The jive was first introduced into the United States in the 1930 and was performed to swing music. The posting of American soldiers in Europe during the Second World War gave the dance a certain popularity in the region. The jive was a swinging type of dance with many twirls, and there are many subdivisions of it. The soldiers particularly liked the Jitterbug and the Lindy Hop, and this was the first real time that young people were able to break away from the traditional dances that had been performed for a number of years.
The first rock and roll acts, such as Bill Hayley and the Comets, Jerry Lee Lewis and Richie Valance had excited audiences dancing to the music in different forms of jives, but as the later acts emerged, the styles of dancing started to change.
The twist was one of the most popular forms of dancing, and from the late 1950s it became the first worldwide dance craze. It was the first provocative dance and its popularity resulted in the Chuck Checker’s number 1 hit single “The Twist”. The dancing involved partners facing each other with legs spread. They would then twist their bodies in time to the rhythm of the music.
There were many other dances that emerged from the twist. The Jerk, The Monkey and The Funky Chicken were just a few of the styles that evolved as the twist was performed around the globe. The changes in dance moves were an important step towards the cultural revolution of the 1960s. A more formal dance was actually the Rock and Roll. This was an athletic performance with twists, throws and jumps. This is still performed in competitions today and it contains high activity, but lacks the passion that the other dances were creating
America was not the only country where new dances were being created. In Britain the popularity of rock and roll music saw the emergence of the Teddy Boys, and they has their own particular culture. They listened to rock and roll, but also liked Jazz and Skiffle music. Their favorite dance was The Creep, which was a slow shuffle.
However, the artist who made the biggest impact on the changes in dance style was Elvis Presley. He would perform his songs and dance at the same time, gyrating his hips in such a manner that he was commonly called Elvis “the pelvis”. His acts would have a mesmerizing effect on his young screaming teenage fans and his act portrayed real sexual innuendo.
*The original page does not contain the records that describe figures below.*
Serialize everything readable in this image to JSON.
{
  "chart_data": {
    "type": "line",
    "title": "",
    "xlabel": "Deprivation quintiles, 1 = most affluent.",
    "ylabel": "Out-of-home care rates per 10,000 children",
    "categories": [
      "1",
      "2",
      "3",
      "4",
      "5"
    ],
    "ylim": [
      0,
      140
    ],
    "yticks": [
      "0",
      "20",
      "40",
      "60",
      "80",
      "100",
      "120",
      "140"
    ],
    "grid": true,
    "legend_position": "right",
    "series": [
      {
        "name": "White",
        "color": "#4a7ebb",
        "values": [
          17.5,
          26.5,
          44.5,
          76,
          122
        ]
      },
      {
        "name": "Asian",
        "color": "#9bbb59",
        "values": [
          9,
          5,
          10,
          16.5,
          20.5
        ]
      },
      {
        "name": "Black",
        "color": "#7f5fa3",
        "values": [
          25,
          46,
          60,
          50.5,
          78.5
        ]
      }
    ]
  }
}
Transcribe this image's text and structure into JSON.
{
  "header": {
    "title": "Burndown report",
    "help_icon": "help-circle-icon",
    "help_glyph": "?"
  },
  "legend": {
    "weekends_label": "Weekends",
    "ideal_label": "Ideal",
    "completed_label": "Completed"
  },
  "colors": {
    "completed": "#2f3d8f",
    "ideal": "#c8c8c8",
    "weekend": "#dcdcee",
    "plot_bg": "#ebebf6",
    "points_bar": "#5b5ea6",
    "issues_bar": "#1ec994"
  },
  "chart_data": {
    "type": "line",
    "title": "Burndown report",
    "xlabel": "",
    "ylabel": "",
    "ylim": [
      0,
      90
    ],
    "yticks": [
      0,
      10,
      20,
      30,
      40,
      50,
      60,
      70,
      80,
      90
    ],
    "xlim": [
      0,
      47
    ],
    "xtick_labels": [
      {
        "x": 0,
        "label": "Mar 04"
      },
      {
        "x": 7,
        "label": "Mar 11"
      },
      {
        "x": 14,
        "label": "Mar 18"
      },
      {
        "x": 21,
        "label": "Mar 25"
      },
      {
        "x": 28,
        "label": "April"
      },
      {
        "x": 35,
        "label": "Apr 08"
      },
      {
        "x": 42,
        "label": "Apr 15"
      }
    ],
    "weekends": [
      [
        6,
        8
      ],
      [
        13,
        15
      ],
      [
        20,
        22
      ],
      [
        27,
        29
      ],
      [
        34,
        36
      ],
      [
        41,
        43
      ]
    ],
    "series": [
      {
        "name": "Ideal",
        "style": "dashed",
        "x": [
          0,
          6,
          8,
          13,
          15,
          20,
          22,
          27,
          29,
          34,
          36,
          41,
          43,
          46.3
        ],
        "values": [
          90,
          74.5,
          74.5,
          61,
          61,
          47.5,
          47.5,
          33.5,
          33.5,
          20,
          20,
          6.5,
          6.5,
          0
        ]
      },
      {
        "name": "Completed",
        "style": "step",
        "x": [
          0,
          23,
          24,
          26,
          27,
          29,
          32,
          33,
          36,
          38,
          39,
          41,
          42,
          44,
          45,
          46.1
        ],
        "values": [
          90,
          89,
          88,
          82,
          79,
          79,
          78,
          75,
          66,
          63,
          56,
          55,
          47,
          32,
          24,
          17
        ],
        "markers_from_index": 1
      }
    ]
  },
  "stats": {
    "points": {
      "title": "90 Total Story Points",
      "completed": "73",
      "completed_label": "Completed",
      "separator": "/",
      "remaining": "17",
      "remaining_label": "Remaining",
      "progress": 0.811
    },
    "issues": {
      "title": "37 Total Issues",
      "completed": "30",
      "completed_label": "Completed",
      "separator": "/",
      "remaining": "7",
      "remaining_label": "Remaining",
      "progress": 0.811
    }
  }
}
His performances were the bridge between the dance hall and the discotheque. It was now accepted that people did not just have to dance in pairs. People could go out listen to music and dance. Not everyone would dance with the passion that Elvis had, but they were able to express themselves on the dance floor without needing a partner to do so. Many of the dances that were introduced during the 1940s and 1950s were influential in the later dances that emerged. They were the initial acts that broke down social restraints and gave the young people to express themselves on the dance floor.